But they had not reached Gid Gibbons’s place, or rather a location above it, when an astonishing thing happened. From the ground a red light and a green light set at some distance apart began to rise. Up and up they climbed through the night in long, swinging circles. Between them was dimly visible the dark outlines of some fabric.
“An aeroplane!” cried the boy and girl, simultaneously.
“Fan Harding’s aeroplane!” cried Peggy, an instant later.
“And—oh, Roy—it can fly!” she added, admiringly.
“No doubt of that,” was the rather grudging reply, as the red and green lights soared up and up.
“Keep clear of it, sis, we don’t want a collision,” warned Roy.
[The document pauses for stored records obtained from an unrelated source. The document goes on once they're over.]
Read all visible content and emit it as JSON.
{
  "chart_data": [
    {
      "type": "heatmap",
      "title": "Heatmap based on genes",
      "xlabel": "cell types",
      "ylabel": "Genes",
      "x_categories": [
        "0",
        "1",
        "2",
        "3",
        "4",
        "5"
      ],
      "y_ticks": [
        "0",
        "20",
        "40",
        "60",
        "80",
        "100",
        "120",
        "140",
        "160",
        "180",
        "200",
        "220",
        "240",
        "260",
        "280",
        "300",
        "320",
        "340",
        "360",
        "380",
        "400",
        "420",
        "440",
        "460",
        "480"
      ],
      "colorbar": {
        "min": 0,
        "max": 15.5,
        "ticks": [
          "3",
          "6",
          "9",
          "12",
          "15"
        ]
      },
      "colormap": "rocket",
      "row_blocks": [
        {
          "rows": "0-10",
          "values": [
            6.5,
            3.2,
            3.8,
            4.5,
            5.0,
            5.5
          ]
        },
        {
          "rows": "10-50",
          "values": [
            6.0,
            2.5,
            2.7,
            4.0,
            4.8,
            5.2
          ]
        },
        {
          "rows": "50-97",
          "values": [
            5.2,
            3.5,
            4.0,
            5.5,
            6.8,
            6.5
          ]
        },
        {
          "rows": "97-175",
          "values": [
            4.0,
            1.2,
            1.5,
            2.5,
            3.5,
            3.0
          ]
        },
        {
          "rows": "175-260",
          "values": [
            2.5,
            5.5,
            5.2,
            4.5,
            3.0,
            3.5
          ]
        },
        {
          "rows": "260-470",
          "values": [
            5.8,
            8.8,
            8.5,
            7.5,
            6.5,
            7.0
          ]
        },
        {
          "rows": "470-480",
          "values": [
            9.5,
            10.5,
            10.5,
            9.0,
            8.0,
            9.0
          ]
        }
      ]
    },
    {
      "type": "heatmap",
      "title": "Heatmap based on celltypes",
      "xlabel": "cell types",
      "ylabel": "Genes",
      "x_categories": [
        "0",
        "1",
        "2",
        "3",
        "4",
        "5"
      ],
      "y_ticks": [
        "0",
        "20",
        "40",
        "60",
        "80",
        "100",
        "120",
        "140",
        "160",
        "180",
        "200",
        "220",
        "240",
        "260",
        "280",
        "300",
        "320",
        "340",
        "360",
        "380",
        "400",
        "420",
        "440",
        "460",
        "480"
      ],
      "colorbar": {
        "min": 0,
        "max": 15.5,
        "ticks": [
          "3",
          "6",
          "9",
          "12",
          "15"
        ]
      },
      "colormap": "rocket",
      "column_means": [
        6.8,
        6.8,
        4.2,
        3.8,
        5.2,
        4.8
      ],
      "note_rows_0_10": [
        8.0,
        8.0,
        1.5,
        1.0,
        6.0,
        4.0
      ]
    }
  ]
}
“Oh, I’d like to get close and see it,” breathed Peggy. “I never would have credited Fan Harding with being able to do it.”
“Nor I,” exclaimed Roy, his dislike of Fan Harding giving place to admiration—genuine admiration—of the other’s ingenuity.
“Well, he’s beaten me out at my own particular specialty,” he exclaimed presently, after an interval in which the lights had climbed far above the Golden Butterfly. “That’s a better machine than ours, Peg.”
“I guess we’ll have to admit that,” rejoined the girl, with a sigh. “I wonder if he’ll enter for the prize?”